Stability in Europe rests on the actions of the US and its allies: experts
By Arden Dier,  Newser Staff
Posted Feb 24, 2022 4:01 PM CST
War With Ukraine Is Putin's 'Revenge' Against US
A man stands in front of a Russian Ka-52 helicopter gunship seen in the field after a forced landing outside Kyiv, Ukraine, on Thursday.   (AP Photo/Efrem Lukatsky)

He may have been launching war against Ukraine, but it was the West that Russian President Vladimir Putin seemed to have in his sights early Thursday. It was the West that created the "fundamental threats" to Russia that prompted military action, he said, per Time. "All of the so-called Western bloc, which the US formed in its image and likeness ... is what's known as the empire of lies." The US and its allies "tried to crush us" after the fall of the Soviet Union and "[we] will never forget it," he added. He also said attempts at intervention in Ukraine "will lead to consequences of the sort that you have not faced ever in your history." Here's what experts say that could mean for Ukraine and the world:

  • It's clear that "Putin intends this war as his revenge against the West, and the United States in particular," writes Simon Shuster at Time. The US and its allies are therefore faced with a dilemma. "They can either break their promises of support for Ukraine and abandon the country to Russia, or they can risk getting pulled into a war with a nuclear superpower intent on their humiliation."
  • Thus, we have "the greatest military crisis on the European continent since the Cold War," writes WJ Hennigan at Time. "The standoff between the US and Russia, two nations that command the world's largest nuclear arsenals, has no modern precedent. Even during the Cold War, the nations' military forces were never so closely positioned amid an active conflict." He adds the situation is "volatile" and the consequences "unpredictable."

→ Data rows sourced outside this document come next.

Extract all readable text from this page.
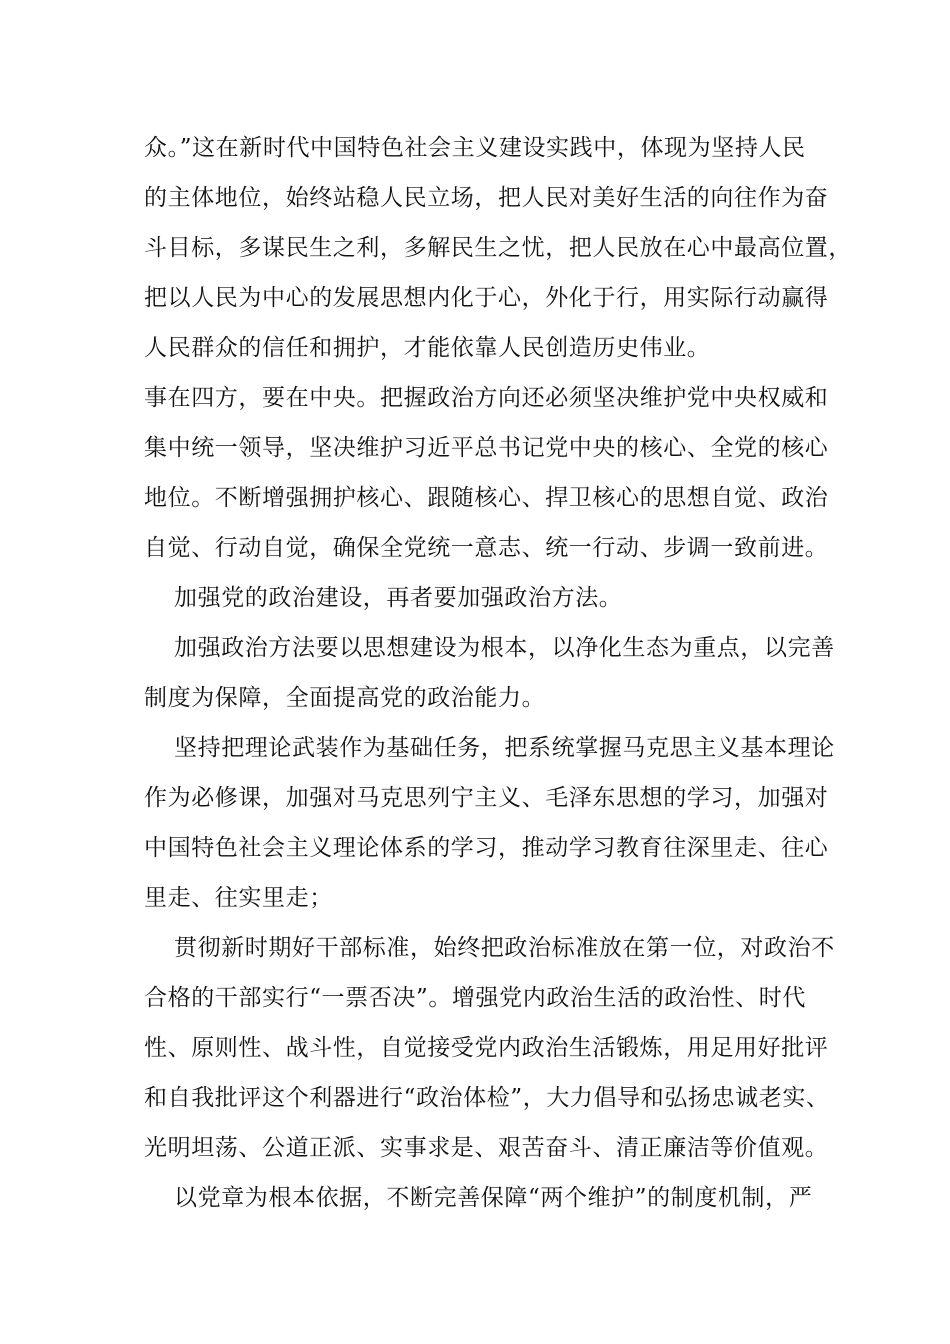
众。”这在新时代中国特色社会主义建设实践中，体现为坚持人民
的主体地位，始终站稳人民立场，把人民对美好生活的向往作为奋
斗目标，多谋民生之利，多解民生之忧，把人民放在心中最高位置，
把以人民为中心的发展思想内化于心，外化于行，用实际行动赢得
人民群众的信任和拥护，才能依靠人民创造历史伟业。
事在四方，要在中央。把握政治方向还必须坚决维护党中央权威和
集中统一领导，坚决维护习近平总书记党中央的核心、全党的核心
地位。不断增强拥护核心、跟随核心、捍卫核心的思想自觉、政治
自觉、行动自觉，确保全党统一意志、统一行动、步调一致前进。
加强党的政治建设，再者要加强政治方法。
加强政治方法要以思想建设为根本，以净化生态为重点，以完善
制度为保障，全面提高党的政治能力。
坚持把理论武装作为基础任务，把系统掌握马克思主义基本理论
作为必修课，加强对马克思列宁主义、毛泽东思想的学习，加强对
中国特色社会主义理论体系的学习，推动学习教育往深里走、往心
里走、往实里走；
贯彻新时期好干部标准，始终把政治标准放在第一位，对政治不
合格的干部实行“一票否决”。增强党内政治生活的政治性、时代
性、原则性、战斗性，自觉接受党内政治生活锻炼，用足用好批评
和自我批评这个利器进行“政治体检”，大力倡导和弘扬忠诚老实、
光明坦荡、公道正派、实事求是、艰苦奋斗、清正廉洁等价值观。
以党章为根本依据，不断完善保障“两个维护”的制度机制，严
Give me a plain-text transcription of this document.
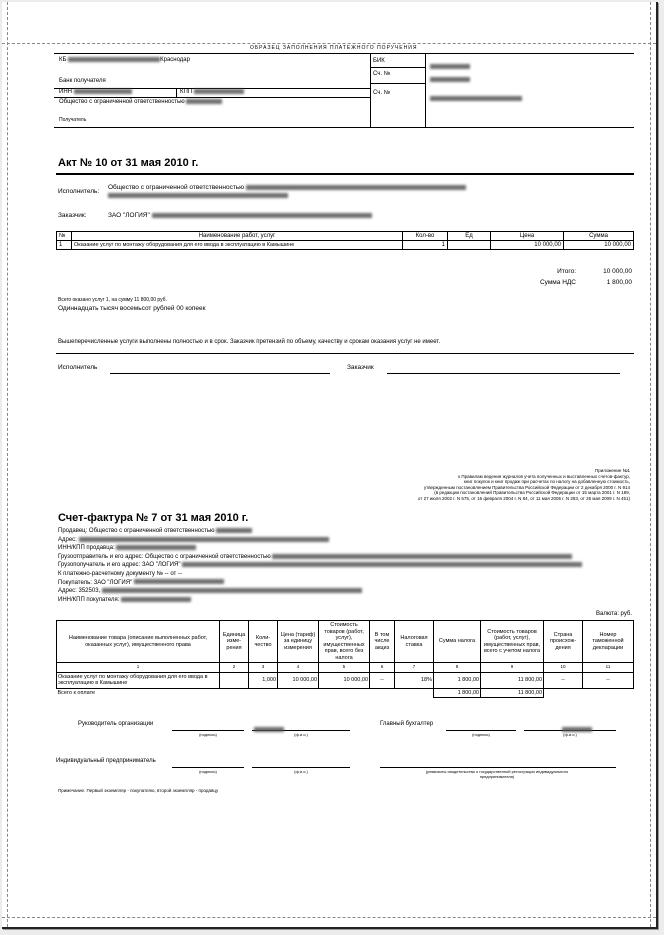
ОБРАЗЕЦ ЗАПОЛНЕНИЯ ПЛАТЕЖНОГО ПОРУЧЕНИЯ
КБ	Краснодар
Банк получателя
ИНН	КПП
Общество с ограниченной ответственностью
Получатель
БИК
Сч. №
Сч. №
Акт № 10 от 31 мая 2010 г.
Исполнитель:
Общество с ограниченной ответственностью

Заказчик:	ЗАО "ЛОГИЯ"
№	Наименование работ, услуг	Кол-во	Ед	Цена	Сумма
1	Оказание услуг по монтажу оборудования для его ввода в эксплуатацию в Камышине	1		10 000,00	10 000,00
Итого:	10 000,00
Сумма НДС	1 800,00
Всего оказано услуг 1, на сумму 11 800,00 руб.
Одиннадцать тысяч восемьсот рублей 00 копеек
Вышеперечисленные услуги выполнены полностью и в срок. Заказчик претензий по объему, качеству и срокам оказания услуг не имеет.
Исполнитель	Заказчик
Приложение №1
к Правилам ведения журналов учета полученных и выставленных счетов-фактур,
книг покупок и книг продаж при расчетах по налогу на добавленную стоимость,
утвержденным постановлением Правительства Российской Федерации от 2 декабря 2000 г. N 914
(в редакции постановлений Правительства Российской Федерации от 15 марта 2001 г. N 189,
от 27 июля 2002 г. N 575, от 16 февраля 2004 г. N 84, от 11 мая 2006 г. N 283, от 26 мая 2009 г. N 451)
Счет-фактура № 7 от 31 мая 2010 г.
Продавец: Общество с ограниченной ответственностью
Адрес:
ИНН/КПП продавца:
Грузоотправитель и его адрес: Общество с ограниченной ответственностью
Грузополучатель и его адрес: ЗАО "ЛОГИЯ"
К платежно-расчетному документу № -- от --
Покупатель: ЗАО "ЛОГИЯ"
Адрес: 352503,
ИНН/КПП покупателя:
Валюта: руб.
Наименование товара (описание выполненных работ, оказанных услуг), имущественного права	Единица изме-рения	Коли-чество	Цена (тариф) за единицу измерения	Стоимость товаров (работ, услуг), имущественных прав, всего без налога	В том числе акциз	Налоговая ставка	Сумма налога	Стоимость товаров (работ, услуг), имущественных прав, всего с учетом налога	Страна происхож-дения	Номер таможенной декларации
1	2	3	4	5	6	7	8	9	10	11
Оказание услуг по монтажу оборудования для его ввода в эксплуатацию в Камышине		1,000	10 000,00	10 000,00	--	18%	1 800,00	11 800,00	--	--
Всего к оплате							1 800,00	11 800,00		
Руководитель организации
(подпись)	(ф.и.о.)
Главный бухгалтер
(подпись)	(ф.и.о.)
Индивидуальный предприниматель
(подпись)	(ф.и.о.)	(реквизиты свидетельства о государственной регистрации индивидуального предпринимателя)
Примечание. Первый экземпляр - покупателю, второй экземпляр - продавцу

  • The Washington Post editorial board argues President Biden, who's promised assistance to Ukraine, "is right to answer Mr. Putin robustly, even at some risk" to the US and its allies, as "the peace and stability of Europe" is at stake. Putin is "claiming, grotesquely, that Russia must unleash war on Ukraine because it threatens Russia, when his real fear is that exemplary democratic success in a large, culturally similar neighbor would undermine his own kleptocratic rule," and "he must not get away with it."
  • The Wall Street Journal editorial board notes the US (alongside Britain and Russia) gave security assurances to Ukraine while persuading the country to give up its nuclear weapons in 1994. But getting assistance to Ukraine now requires the cooperation of neighboring countries, writes WaPo columnist Robert Kagan. And Poland, Slovakia, Hungary, and Romania may not be willing to take that risk with Russian forces just over the border, especially given Putin's vague threat.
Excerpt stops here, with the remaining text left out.